Bizim aynalarımız vardı, ruha saf tutturan nazarlarımız vardı. Bu aynaları
kaybettik. Şimdi ayna diye karşımızda duranlar ya puslu, sisli yahut kırık. Bu
aynalarda ne görüyorsak doğruyu görmüyoruz, göstermiyorlar. Kendi grup ve
meşreplerinin biricikliği üzerinden bakıp hakikati de İslâm’ın esnekliğini de
inhisar altına almak gibi zaaf ile malûller.”
Kırık
Ayna’da mekân
Kırık Ayna romanında mekân Hüsnü Cemal’in görev yaptığı Anadolu’da
muhafazakâr sayılabilecek bir şehirdir. Hüsnü Cemal’in doğup büyüdüğü İç
Anadolu’da soğuğun hâkim olduğu bozkırın ortasında sırtını “Kızıl Dağ” a
yaslamış Düzyayla adında bir köydür. Kendini idealist gençlik yetiştirmeye
adayan millî hasletlere sahip öğretmen Hüsnü Cemal’in faaliyet sahası olan
dernek, dergi bürosu ve yazılarının yayınlandığı Mefkûre Dergisidir. Duvarında
Hüsnü Cemal’in “Günahkârdan değil, günahtan kaç” sözünün yazılı olduğu Hilâl
Çayevi’dir.
Hüsnü Cemal, Ali Seyfi ve Hüseyin Hoca’nın nezdinde donanımlı,
okuyan, yazan, tâvizsiz ve dürüst bir fikir adamıdır. Şahsiyetlerinin
oluşumunda büyük tesiri ve emeği vardır. Bağlılıkları tamdır. Kalben ve fikren
ona inanmışlardır. Hüsnü Cemal’le Ali
Seyfi, ilki yatılı öğretmen okulundan,
ikincisi yatılı imam hatip lisesinde okuyan iki can arkadaştır. Ali Seyfi okul
yıllarında Hüsnü Cemal’in kendini etkileyen fikirleriyle ona inanmış ve aynı
şehirde öğretmenlik yaptıkları yıllar içinde bu dostlukları devam etmiştir.

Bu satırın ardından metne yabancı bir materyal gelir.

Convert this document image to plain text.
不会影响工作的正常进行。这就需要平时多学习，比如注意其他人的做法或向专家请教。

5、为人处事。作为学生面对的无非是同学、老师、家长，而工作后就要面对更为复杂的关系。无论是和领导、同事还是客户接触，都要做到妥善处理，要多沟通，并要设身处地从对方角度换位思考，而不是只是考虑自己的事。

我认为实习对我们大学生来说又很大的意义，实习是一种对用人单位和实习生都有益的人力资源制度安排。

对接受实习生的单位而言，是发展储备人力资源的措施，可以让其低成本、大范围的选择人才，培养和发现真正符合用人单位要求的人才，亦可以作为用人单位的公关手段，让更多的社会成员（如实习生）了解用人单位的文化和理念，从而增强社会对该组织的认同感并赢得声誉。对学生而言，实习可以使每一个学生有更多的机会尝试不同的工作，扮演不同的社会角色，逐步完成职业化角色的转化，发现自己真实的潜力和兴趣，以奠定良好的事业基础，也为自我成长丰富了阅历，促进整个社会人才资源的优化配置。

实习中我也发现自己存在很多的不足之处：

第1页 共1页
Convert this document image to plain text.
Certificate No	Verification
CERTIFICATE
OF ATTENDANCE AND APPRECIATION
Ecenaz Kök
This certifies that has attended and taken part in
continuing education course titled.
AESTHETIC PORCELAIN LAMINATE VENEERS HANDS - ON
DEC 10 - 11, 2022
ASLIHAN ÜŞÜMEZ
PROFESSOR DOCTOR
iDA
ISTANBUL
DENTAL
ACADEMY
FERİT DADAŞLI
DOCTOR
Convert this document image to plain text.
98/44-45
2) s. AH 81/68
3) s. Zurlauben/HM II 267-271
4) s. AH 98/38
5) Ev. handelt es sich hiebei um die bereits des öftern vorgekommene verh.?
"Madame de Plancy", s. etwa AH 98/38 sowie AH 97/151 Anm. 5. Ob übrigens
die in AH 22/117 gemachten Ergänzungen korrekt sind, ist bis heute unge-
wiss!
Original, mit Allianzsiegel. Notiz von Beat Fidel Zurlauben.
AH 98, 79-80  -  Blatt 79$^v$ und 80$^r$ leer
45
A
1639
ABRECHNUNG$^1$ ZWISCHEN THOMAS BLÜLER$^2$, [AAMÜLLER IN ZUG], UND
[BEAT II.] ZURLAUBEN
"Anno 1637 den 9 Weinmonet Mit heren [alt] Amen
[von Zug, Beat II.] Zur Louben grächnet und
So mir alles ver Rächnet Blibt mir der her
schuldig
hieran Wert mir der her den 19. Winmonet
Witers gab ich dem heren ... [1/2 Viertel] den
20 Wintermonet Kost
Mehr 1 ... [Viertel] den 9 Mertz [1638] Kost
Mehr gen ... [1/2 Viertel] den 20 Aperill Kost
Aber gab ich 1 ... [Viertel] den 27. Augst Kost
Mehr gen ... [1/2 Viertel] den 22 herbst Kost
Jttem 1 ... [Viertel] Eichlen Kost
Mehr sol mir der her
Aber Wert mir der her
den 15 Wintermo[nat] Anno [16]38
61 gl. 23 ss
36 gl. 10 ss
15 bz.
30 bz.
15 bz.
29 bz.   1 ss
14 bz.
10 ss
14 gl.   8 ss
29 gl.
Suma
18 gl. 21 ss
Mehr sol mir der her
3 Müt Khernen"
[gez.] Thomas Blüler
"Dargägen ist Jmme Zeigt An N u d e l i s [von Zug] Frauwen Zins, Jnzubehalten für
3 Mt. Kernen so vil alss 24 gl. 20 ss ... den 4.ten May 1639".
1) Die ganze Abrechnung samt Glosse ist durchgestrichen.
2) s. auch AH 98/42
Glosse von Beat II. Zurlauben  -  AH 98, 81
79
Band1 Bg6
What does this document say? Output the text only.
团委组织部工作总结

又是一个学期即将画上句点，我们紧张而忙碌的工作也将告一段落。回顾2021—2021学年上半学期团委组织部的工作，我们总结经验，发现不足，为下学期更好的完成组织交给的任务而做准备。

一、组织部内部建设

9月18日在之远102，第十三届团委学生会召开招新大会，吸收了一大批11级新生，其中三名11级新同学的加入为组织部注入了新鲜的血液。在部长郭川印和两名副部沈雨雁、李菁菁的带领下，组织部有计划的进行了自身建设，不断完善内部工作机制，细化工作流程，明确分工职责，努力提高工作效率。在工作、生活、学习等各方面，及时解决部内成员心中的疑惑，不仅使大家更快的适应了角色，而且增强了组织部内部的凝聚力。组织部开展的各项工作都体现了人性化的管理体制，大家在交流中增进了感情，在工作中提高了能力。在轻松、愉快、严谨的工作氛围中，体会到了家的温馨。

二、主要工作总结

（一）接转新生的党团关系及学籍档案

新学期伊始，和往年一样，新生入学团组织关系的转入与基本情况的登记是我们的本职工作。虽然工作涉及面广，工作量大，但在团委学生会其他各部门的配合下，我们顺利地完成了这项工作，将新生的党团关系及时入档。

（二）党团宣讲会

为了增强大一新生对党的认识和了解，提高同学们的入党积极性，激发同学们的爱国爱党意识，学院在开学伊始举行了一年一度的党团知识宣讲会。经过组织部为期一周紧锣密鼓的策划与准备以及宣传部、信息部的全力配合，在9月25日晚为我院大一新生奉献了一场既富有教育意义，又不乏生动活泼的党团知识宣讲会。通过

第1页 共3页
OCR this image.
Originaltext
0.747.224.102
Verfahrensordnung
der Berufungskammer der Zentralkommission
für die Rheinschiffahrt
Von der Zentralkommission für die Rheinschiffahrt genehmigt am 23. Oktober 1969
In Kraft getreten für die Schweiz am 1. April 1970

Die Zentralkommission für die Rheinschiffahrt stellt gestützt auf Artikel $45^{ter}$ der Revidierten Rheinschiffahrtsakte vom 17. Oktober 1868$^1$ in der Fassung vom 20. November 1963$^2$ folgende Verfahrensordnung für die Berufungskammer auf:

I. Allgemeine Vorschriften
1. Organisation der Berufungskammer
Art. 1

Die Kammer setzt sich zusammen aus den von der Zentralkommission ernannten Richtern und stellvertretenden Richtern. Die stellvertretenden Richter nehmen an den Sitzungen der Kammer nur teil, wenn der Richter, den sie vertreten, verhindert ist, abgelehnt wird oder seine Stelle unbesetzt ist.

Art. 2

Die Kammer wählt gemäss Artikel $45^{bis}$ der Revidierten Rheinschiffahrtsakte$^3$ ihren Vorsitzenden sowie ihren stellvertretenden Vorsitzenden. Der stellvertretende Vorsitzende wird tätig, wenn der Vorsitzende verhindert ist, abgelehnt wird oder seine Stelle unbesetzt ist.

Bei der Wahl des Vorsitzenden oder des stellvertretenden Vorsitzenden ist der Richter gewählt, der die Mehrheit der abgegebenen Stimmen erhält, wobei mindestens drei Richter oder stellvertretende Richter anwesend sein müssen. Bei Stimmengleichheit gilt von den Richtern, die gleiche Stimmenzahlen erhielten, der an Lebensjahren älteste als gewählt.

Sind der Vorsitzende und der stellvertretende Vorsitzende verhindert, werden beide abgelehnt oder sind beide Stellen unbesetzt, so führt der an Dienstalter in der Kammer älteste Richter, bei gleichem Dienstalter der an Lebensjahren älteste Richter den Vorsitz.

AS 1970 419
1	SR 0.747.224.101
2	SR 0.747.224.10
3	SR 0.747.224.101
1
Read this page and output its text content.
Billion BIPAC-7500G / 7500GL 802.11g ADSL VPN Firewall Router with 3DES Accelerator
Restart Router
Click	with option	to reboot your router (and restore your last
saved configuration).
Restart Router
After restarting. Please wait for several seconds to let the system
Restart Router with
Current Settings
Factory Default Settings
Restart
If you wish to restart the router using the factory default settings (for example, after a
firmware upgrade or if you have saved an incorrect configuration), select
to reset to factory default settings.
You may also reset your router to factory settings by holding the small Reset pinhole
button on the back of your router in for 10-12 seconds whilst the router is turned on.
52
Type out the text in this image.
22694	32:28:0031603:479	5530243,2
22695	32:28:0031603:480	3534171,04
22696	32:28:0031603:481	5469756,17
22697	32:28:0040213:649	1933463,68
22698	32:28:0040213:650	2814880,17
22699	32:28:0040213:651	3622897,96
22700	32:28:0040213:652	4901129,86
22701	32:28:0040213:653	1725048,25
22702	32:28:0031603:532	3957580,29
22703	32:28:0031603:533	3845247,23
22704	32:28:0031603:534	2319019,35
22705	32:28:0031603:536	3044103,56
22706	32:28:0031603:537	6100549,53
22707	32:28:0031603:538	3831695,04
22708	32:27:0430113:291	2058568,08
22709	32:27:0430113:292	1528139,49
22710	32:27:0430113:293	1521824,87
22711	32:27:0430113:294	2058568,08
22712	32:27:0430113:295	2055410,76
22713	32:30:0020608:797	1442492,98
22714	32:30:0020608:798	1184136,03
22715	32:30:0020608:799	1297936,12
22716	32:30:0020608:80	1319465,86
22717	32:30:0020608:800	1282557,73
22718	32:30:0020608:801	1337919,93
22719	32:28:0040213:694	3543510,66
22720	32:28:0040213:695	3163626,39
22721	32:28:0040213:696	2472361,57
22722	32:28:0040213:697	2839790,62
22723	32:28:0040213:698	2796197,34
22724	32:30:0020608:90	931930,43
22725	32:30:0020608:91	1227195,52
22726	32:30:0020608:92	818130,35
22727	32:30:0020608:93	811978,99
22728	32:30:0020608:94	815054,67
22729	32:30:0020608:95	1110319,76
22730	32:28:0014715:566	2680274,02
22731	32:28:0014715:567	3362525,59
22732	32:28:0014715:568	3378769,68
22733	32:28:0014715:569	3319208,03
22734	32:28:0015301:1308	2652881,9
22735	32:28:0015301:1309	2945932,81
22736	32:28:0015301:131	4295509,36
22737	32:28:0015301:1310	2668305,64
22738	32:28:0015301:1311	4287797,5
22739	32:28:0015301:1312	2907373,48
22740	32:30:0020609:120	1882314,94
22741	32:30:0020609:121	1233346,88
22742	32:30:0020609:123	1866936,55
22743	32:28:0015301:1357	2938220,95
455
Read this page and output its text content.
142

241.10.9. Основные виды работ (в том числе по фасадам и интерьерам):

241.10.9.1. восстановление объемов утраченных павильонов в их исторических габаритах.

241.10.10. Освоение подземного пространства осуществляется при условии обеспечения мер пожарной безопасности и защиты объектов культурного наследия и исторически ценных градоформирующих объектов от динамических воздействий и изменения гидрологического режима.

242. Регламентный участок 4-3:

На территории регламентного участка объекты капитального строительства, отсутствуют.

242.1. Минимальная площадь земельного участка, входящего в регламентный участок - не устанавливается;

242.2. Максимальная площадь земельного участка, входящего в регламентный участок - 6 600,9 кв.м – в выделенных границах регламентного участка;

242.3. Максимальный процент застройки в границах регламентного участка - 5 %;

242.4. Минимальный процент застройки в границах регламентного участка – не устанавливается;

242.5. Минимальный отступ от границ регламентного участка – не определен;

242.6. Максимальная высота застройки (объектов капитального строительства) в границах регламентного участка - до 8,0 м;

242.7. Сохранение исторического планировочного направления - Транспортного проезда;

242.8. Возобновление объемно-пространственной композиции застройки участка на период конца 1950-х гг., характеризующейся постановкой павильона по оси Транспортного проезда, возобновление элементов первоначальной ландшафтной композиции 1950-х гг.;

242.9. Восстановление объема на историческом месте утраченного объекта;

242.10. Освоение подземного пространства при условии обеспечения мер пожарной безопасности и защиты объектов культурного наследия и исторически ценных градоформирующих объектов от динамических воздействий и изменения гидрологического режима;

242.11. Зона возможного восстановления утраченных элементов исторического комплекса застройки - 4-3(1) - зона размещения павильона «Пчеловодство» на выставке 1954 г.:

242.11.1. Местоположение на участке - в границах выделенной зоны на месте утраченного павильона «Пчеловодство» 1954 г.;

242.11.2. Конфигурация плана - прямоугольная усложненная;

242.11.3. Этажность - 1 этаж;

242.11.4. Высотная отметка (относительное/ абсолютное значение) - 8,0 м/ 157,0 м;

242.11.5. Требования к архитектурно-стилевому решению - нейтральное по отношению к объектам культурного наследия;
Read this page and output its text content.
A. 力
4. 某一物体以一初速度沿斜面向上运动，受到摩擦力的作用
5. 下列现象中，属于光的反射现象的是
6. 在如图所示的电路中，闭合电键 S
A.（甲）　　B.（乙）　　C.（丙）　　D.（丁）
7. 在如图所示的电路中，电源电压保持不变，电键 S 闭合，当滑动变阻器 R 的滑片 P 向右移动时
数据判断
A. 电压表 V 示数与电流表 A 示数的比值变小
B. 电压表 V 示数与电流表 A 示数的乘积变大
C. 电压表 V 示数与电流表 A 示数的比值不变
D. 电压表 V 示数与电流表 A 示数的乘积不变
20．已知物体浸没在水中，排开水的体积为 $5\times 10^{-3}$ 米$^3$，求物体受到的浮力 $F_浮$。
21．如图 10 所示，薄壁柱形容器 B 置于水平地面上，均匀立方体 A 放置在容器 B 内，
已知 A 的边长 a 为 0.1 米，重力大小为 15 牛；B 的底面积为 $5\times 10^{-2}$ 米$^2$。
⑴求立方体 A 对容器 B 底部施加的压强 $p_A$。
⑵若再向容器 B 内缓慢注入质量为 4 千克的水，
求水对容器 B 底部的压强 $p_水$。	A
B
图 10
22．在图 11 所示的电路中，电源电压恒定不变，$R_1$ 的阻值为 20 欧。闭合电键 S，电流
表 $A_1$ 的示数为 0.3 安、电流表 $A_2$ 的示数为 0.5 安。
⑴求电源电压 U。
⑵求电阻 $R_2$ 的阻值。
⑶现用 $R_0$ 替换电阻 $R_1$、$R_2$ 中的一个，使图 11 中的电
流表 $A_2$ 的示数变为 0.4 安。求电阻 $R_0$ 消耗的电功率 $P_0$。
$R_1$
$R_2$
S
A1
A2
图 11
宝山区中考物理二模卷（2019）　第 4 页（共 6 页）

Hüseyin Hoca, Hüsnü Cemal’in sevip inandığı ve kaldıkları şehirde dergi,
dernek, dâva arkadaşlığı ettiği tecrübeli ve ehil birisidir.
Hüsnü Cemal, güzel konuşan, hatip ve etkileyici bir tiptir. Yatılı
okulla başlayan gurbet sızısı onu daha çocuk yaşta zor bir hayatın içinde
pişirmiş. Bir köy çocuğu olarak yatılı okulda ana baba hasreti ve
imkânsızlıklar onu daha genç yaşında çelikten bir dâva adamı yapmıştır. Hüsnü
Cemal’in karakteri 1980 ve 1990’lı yılların Anadolu’sunda Türk İslâm düşüncesine
inanmış olan herkestir; biziz hepimiz… Romanı okuyan bugünkü orta yaş grubu,
Hüsnü Cemal’de, Ali Seyfi’de, Hüseyin Hoca’da kendi fikrî şahsiyetlerini ve
benzerliklerini bulacaklardır. Hüsnü Cemal’in heybetli ve tesirli konuşmaları o
yılları yaşayan idealist insanlara hiç de yabancı gelmiyor.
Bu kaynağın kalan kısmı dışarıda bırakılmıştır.